A dedicated Antivirus is like that Guard you found or bought except now you have to carry them on your back and they might even interrupt you unnecessarily.
“Now carrying it’s back” is an exaggeration but the point is yes it’ll be more bloated but windows defender is not, that’s why it’s general recommendation to leave it alone (and maybe even harden it, your choice).
With that said yes, I do feel like an antivirus on Linux just gets unnecessary, It doesn’t have big enough market to even justify needing one and putting protections like sandboxing can help mitigate this and most attacks that happen are like 99% or maybe 98% plus or minus of the time Dedicated to Linux servers, not to an Average Joe.
It took Google until 2021 to add end to end encryption to Google Messages.
From Wikipedia:
In June 2021, Google introduced end-to-end encryption in Messages by default using the Signal Protocol, for all one-to-one RCS-based conversations
iMessage has had end to end encryption for almost 15 years.
Pointing out that ADP needs to be turned on is irrelevant, because iCloud backup is not turned on by default either.
I think you are just trying to cherry pick a single feature that shows Google in a good light (without a primary source as well).
My comment was about the significant difference in the privacy track records of the companies.
Is Google Drive end to end encrypted, like iCloud Drive.

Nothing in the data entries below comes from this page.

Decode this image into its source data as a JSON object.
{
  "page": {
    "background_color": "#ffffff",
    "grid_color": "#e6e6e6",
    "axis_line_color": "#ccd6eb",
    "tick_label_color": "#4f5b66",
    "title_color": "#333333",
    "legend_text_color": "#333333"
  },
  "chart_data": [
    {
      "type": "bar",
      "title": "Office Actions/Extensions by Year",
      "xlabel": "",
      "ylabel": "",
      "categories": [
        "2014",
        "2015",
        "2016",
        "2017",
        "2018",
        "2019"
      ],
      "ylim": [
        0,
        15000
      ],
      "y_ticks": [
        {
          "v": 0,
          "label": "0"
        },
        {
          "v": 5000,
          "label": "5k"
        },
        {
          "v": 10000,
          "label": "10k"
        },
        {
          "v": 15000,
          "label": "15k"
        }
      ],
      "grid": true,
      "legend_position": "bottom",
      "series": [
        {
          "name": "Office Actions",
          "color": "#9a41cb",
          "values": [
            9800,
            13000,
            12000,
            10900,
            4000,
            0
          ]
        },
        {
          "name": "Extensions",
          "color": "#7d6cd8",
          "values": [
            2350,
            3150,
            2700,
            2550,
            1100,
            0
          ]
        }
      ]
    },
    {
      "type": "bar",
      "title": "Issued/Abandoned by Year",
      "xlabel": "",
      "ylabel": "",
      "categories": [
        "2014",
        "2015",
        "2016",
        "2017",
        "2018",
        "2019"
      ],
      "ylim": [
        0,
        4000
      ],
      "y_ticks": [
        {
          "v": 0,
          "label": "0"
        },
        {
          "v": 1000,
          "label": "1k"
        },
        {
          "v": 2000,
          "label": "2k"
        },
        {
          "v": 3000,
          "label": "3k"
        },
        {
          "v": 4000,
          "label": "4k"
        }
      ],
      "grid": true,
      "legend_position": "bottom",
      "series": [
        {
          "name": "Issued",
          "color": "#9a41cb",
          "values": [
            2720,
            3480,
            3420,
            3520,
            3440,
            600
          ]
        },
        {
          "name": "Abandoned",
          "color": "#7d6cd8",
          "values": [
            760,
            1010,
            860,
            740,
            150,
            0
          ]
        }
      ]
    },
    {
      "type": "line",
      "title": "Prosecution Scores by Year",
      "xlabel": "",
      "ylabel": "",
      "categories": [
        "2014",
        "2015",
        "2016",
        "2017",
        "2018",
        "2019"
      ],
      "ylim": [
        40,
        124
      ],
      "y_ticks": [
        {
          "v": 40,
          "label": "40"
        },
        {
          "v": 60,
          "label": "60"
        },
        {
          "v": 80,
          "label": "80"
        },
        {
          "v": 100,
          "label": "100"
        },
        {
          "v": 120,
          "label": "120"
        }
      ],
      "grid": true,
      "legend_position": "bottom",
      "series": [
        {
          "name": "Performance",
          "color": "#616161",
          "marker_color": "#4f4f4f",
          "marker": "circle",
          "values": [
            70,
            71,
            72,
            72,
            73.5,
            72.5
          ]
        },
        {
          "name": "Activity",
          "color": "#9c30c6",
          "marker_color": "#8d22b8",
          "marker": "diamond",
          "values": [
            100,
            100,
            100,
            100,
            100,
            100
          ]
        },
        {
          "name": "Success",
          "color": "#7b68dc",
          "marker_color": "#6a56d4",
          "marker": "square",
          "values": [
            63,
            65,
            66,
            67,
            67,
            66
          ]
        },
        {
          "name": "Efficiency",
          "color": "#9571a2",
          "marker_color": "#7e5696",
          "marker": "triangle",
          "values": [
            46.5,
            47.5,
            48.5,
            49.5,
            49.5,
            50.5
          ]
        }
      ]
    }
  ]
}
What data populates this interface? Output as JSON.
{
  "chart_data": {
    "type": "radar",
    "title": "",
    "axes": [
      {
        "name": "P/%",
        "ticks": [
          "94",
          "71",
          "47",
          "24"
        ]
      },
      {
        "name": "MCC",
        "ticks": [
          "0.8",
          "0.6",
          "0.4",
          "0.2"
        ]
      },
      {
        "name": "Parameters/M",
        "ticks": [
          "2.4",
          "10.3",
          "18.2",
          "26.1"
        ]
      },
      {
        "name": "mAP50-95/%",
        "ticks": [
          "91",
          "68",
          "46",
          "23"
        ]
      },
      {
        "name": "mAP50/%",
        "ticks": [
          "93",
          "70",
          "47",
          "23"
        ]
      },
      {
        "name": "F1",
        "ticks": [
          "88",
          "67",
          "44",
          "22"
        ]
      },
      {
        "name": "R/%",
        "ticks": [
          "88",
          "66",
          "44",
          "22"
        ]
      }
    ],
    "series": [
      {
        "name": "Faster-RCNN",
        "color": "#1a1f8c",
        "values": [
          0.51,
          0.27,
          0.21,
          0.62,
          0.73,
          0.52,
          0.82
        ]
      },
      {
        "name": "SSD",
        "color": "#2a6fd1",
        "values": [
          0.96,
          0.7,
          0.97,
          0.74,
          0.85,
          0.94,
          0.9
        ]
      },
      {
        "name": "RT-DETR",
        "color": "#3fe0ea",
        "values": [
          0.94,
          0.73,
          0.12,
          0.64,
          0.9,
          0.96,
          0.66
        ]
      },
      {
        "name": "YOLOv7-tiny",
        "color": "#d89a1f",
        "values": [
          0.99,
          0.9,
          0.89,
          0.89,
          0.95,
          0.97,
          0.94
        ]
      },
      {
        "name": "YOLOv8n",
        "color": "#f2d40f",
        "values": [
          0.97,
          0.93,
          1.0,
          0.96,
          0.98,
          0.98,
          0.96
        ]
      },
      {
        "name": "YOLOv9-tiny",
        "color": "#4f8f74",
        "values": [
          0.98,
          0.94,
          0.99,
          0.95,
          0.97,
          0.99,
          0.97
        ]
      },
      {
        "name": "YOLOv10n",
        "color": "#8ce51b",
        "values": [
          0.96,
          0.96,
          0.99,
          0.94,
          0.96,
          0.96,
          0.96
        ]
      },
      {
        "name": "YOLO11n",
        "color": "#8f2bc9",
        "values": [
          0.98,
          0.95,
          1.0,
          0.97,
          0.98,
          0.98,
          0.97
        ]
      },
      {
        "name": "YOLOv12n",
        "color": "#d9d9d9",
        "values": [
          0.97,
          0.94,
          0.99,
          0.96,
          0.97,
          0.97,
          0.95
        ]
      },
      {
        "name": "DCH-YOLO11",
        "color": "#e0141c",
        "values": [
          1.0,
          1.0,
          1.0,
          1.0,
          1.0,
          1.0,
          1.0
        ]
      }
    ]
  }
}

How about your sensitive health data in Google Fit? Apple Health Data is end to end encrypted. What about Google Keep? Apple Notes is end to end encrypted.
I don’t recall Google ever standing up to government backdoors.
That doesn’t make sense. Google Messages only supported RCS in 2019, so they took just a couple of years to devise a protocol that encrypts its messages.
No? I just said that point is incorrect. Nothing about my comment said Google was better or worse than Apple in general. In this particular aspect, they are better though.
iMessage in iOS 5 brings the functionality of iPhone messaging to all of your iOS devices―iPhone, iPad and iPod touch. Built right into the Messages app, iMessage allows you to easily send text messages, photos, videos or contact information to a person or a group on other iOS 5 devices over Wi-Fi or 3G. iMessages are automatically pushed to all your iOS 5 devices, making it easy to maintain one conversation across your iPhone, iPad and iPod touch. iMessage also features delivery and read receipts, typing indication and secure end-to-end encryption.
iMessage has been End to End encrypted from it’s launch in 2011.